Reich agreed with Simpson on the dangers posed by the federal debt. He said that the U.S. debt-to-GDP ratio is about 75% - “that’s high but not as high as after WWII – and is being driven by aging baby boomers and healthcare costs.” When those two forces converge, he said, “there will be a debt explosion.”

Reich was a trustee of the Social Security and Medicare systems. He said that Medicare is the big problem, and that Social Security can be fixed “without dramatic changes.”

The view that the U.S. faces a debt crisis was popularized by Reinhart and Rogoff in their book, This Time is Different. But it is by no means the consensus view. At no time in history has a country with the reserve currency defaulted on its debt or faced a sovereign debt crisis.
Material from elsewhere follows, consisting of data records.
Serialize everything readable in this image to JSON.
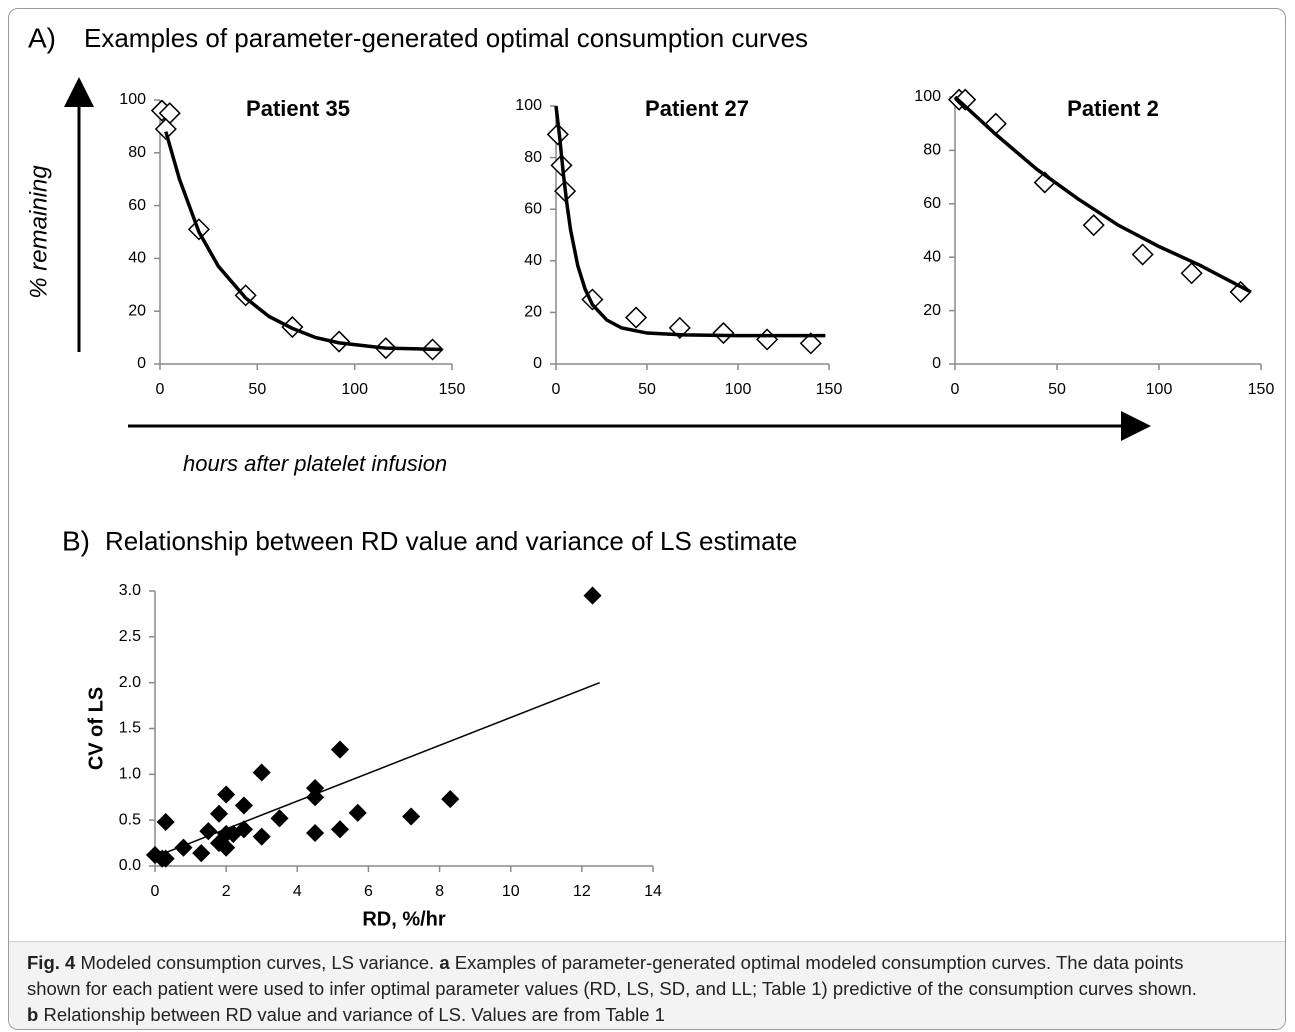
{
  "panel_a": {
    "label": "A)",
    "title": "Examples of parameter-generated optimal consumption curves",
    "y_label": "% remaining",
    "x_label": "hours after platelet infusion"
  },
  "panel_b": {
    "label": "B)",
    "title": "Relationship between RD value and variance of LS estimate"
  },
  "chart_data": [
    {
      "type": "scatter",
      "title": "Patient 35",
      "xlim": [
        0,
        150
      ],
      "ylim": [
        0,
        100
      ],
      "xticks": [
        0,
        50,
        100,
        150
      ],
      "yticks": [
        0,
        20,
        40,
        60,
        80,
        100
      ],
      "series": [
        {
          "marker": "open-diamond",
          "color": "#000000",
          "x": [
            1,
            5,
            3,
            20,
            44,
            68,
            92,
            116,
            140
          ],
          "values": [
            96,
            95,
            89,
            51,
            26,
            14,
            8.5,
            6,
            5.5
          ]
        },
        {
          "style": "line",
          "color": "#000000",
          "x": [
            3,
            10,
            20,
            30,
            44,
            56,
            68,
            80,
            92,
            104,
            116,
            130,
            145
          ],
          "values": [
            88,
            70,
            50,
            37,
            25,
            18,
            13.5,
            10,
            8,
            7,
            6,
            5.8,
            5.5
          ]
        }
      ]
    },
    {
      "type": "scatter",
      "title": "Patient 27",
      "xlim": [
        0,
        150
      ],
      "ylim": [
        0,
        100
      ],
      "xticks": [
        0,
        50,
        100,
        150
      ],
      "yticks": [
        0,
        20,
        40,
        60,
        80,
        100
      ],
      "series": [
        {
          "marker": "open-diamond",
          "color": "#000000",
          "x": [
            1,
            3,
            5,
            20,
            44,
            68,
            92,
            116,
            140
          ],
          "values": [
            89,
            77,
            67,
            25,
            18,
            14,
            12,
            9.5,
            8
          ]
        },
        {
          "style": "line",
          "color": "#000000",
          "x": [
            0,
            2,
            4,
            6,
            8,
            12,
            16,
            20,
            28,
            36,
            50,
            70,
            100,
            148
          ],
          "values": [
            100,
            88,
            74,
            62,
            52,
            38,
            29,
            23,
            17,
            14,
            12,
            11.3,
            11,
            11
          ]
        }
      ]
    },
    {
      "type": "scatter",
      "title": "Patient 2",
      "xlim": [
        0,
        150
      ],
      "ylim": [
        0,
        100
      ],
      "xticks": [
        0,
        50,
        100,
        150
      ],
      "yticks": [
        0,
        20,
        40,
        60,
        80,
        100
      ],
      "series": [
        {
          "marker": "open-diamond",
          "color": "#000000",
          "x": [
            2,
            5,
            20,
            44,
            68,
            92,
            116,
            140
          ],
          "values": [
            99,
            99,
            90,
            68,
            52,
            41,
            34,
            27
          ]
        },
        {
          "style": "line",
          "color": "#000000",
          "x": [
            0,
            20,
            40,
            60,
            80,
            100,
            120,
            145
          ],
          "values": [
            100,
            86,
            73,
            62,
            52,
            44,
            37,
            27
          ]
        }
      ]
    },
    {
      "type": "scatter",
      "x_label": "RD, %/hr",
      "y_label": "CV of LS",
      "xlim": [
        0,
        14
      ],
      "ylim": [
        0,
        3
      ],
      "xticks": [
        0,
        2,
        4,
        6,
        8,
        10,
        12,
        14
      ],
      "yticks": [
        {
          "value": 0,
          "label": "0.0"
        },
        {
          "value": 0.5,
          "label": "0.5"
        },
        {
          "value": 1,
          "label": "1.0"
        },
        {
          "value": 1.5,
          "label": "1.5"
        },
        {
          "value": 2,
          "label": "2.0"
        },
        {
          "value": 2.5,
          "label": "2.5"
        },
        {
          "value": 3,
          "label": "3.0"
        }
      ],
      "series": [
        {
          "marker": "filled-diamond",
          "color": "#000000",
          "x": [
            0,
            0.2,
            0.3,
            0.3,
            0.8,
            1.3,
            1.5,
            1.8,
            1.8,
            2,
            2,
            2,
            2.2,
            2.5,
            2.5,
            3,
            3,
            3.5,
            4.5,
            4.5,
            4.5,
            5.2,
            5.2,
            5.7,
            7.2,
            8.3,
            12.3
          ],
          "values": [
            0.12,
            0.08,
            0.48,
            0.08,
            0.2,
            0.14,
            0.38,
            0.57,
            0.25,
            0.78,
            0.35,
            0.2,
            0.35,
            0.4,
            0.66,
            1.02,
            0.32,
            0.52,
            0.85,
            0.75,
            0.36,
            1.27,
            0.4,
            0.58,
            0.54,
            0.73,
            2.95
          ]
        },
        {
          "style": "line",
          "color": "#000000",
          "x": [
            0,
            12.5
          ],
          "values": [
            0.1,
            2.0
          ]
        }
      ]
    }
  ],
  "caption": {
    "lines": [
      [
        {
          "text": "Fig. 4",
          "bold": true
        },
        {
          "text": "Modeled consumption curves, LS variance."
        },
        {
          "text": "a",
          "bold": true
        },
        {
          "text": "Examples of parameter-generated optimal modeled consumption curves. The data points"
        }
      ],
      [
        {
          "text": "shown for each patient were used to infer optimal parameter values (RD, LS, SD, and LL; Table 1) predictive of the consumption curves shown."
        }
      ],
      [
        {
          "text": "b",
          "bold": true
        },
        {
          "text": "Relationship between RD value and variance of LS. Values are from Table 1"
        }
      ]
    ]
  }
}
Both the U.S. (as Reich noted) and the U.K. (prior to the Industrial Revolution) have had much higher debt-to-GDP ratios than the U.S. does now, and in both cases periods of extraordinary growth ensued. Moreover, many prominent economists argue that the federal government should run a permanent deficit, and that federal surpluses must be accompanied by private-sector deficits (e.g., lower profits for corporations). Neither Simpson nor Reich acknowledged those facts.